My therapist once said that a lot of people expect to have good mental health but don’t do anything to ensure they maintain or work towards it. That has stuck with me.
It’s like training for a marathon. You don’t just wake up one day and run 26 miles! So I try to apply that philosophy to my mental health. I think it’s going to be something that I have to work on for the rest of my life.
Martina, 23, London
I think with the challenges we face as Black people in the world, there is often little time left to focus on our mental health. It can feel like an indulgence when you’re worried about keeping a roof over your head, or getting opportunities in your career, or simply coping with the day-to-day stress of living in a Black body.
But I’ve made my mental health a priority as I could see how past trauma was impacting my mood, my relationships and my thought processes. Over the past two years, I’ve been in and out of NHS therapy. They offer 12 sessions at a time, and I’ve done three courses in total.
The sessions helped me cope with my low moods and past trauma that was impacting my present. Earlier this year I lost my nan to Covid-19, and that’s when my depression really took hold. I’m quite a reserved person, but this was extreme. I found it hard to communicate with friends and family, and I was exhausted all the time.
My GP seemed rather worried for me and suggested I use 20mg of Fluoxetine and get back to therapy. I’ve been on antidepressants for two months now, and I’m still on the waiting list for therapy, but the fact that after four weeks I was able to get out of bed on my day off, cook for myself, tidy my house and put a wash on felt amazing!
It’s also given me enough energy to open up to friends and family. I don’t always want to be a ‘strong Black woman’ – I want to be delicate and vulnerable and looked after. Since I’ve been able to communicate this, my relationships have flourished.
Before I started taking antidepressants, I watched countless YouTube videos so that I could get a good idea of what would happen. I knew they would take time to kick in and, once they did, I felt ready to meet up with friends for drinks.
However, antidepressants don’t allow for much drinking. So, I found out the hard way that I have to relearn my limits. Alcohol can increase the side effects of antidepressants, such as drowsiness, dizziness and co-ordination problems. As someone who has dyspraxia (a brain-based motor disorder), well, let’s just say heels, antidepressants and alcohol don’t mix!
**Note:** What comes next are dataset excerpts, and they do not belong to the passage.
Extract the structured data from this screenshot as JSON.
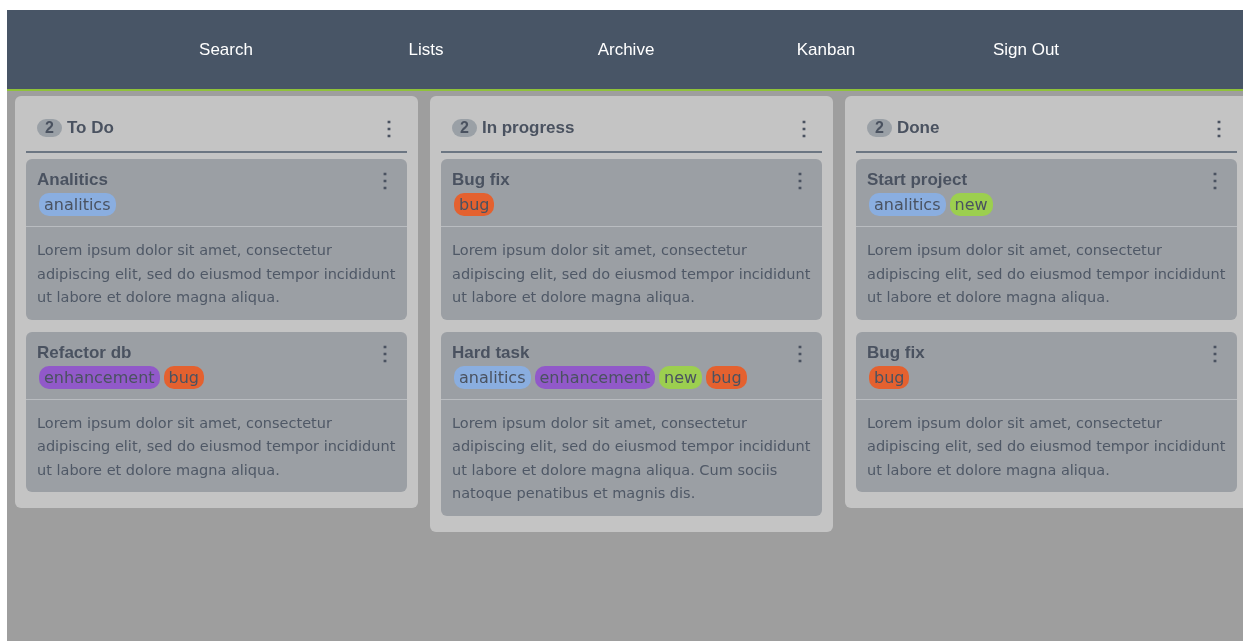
{
  "nav": {
    "items": [
      "Search",
      "Lists",
      "Archive",
      "Kanban",
      "Sign Out"
    ]
  },
  "columns": [
    {
      "count": "2",
      "title": "To Do",
      "menu": "⋮",
      "cards": [
        {
          "title": "Analitics",
          "menu": "⋮",
          "tags": [
            {
              "label": "analitics",
              "color": "#8aaee0"
            }
          ],
          "description": "Lorem ipsum dolor sit amet, consectetur adipiscing elit, sed do eiusmod tempor incididunt ut labore et dolore magna aliqua."
        },
        {
          "title": "Refactor db",
          "menu": "⋮",
          "tags": [
            {
              "label": "enhancement",
              "color": "#9159c9"
            },
            {
              "label": "bug",
              "color": "#e4612f"
            }
          ],
          "description": "Lorem ipsum dolor sit amet, consectetur adipiscing elit, sed do eiusmod tempor incididunt ut labore et dolore magna aliqua."
        }
      ]
    },
    {
      "count": "2",
      "title": "In progress",
      "menu": "⋮",
      "cards": [
        {
          "title": "Bug fix",
          "menu": "⋮",
          "tags": [
            {
              "label": "bug",
              "color": "#e4612f"
            }
          ],
          "description": "Lorem ipsum dolor sit amet, consectetur adipiscing elit, sed do eiusmod tempor incididunt ut labore et dolore magna aliqua."
        },
        {
          "title": "Hard task",
          "menu": "⋮",
          "tags": [
            {
              "label": "analitics",
              "color": "#8aaee0"
            },
            {
              "label": "enhancement",
              "color": "#9159c9"
            },
            {
              "label": "new",
              "color": "#9ccf4f"
            },
            {
              "label": "bug",
              "color": "#e4612f"
            }
          ],
          "description": "Lorem ipsum dolor sit amet, consectetur adipiscing elit, sed do eiusmod tempor incididunt ut labore et dolore magna aliqua. Cum sociis natoque penatibus et magnis dis."
        }
      ]
    },
    {
      "count": "2",
      "title": "Done",
      "menu": "⋮",
      "cards": [
        {
          "title": "Start project",
          "menu": "⋮",
          "tags": [
            {
              "label": "analitics",
              "color": "#8aaee0"
            },
            {
              "label": "new",
              "color": "#9ccf4f"
            }
          ],
          "description": "Lorem ipsum dolor sit amet, consectetur adipiscing elit, sed do eiusmod tempor incididunt ut labore et dolore magna aliqua."
        },
        {
          "title": "Bug fix",
          "menu": "⋮",
          "tags": [
            {
              "label": "bug",
              "color": "#e4612f"
            }
          ],
          "description": "Lorem ipsum dolor sit amet, consectetur adipiscing elit, sed do eiusmod tempor incididunt ut labore et dolore magna aliqua."
        }
      ]
    }
  ]
}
I had to cut the night short, and I felt like I’d ruined the evening for my friends. In that moment it felt like being on antidepressants was making my life even more difficult to navigate. Thankfully, my friends have been really supportive throughout the whole process.
They have helped me become kinder and more forgiving of myself. They’ve also had no problem spending time together doing other things that don’t involve alcohol.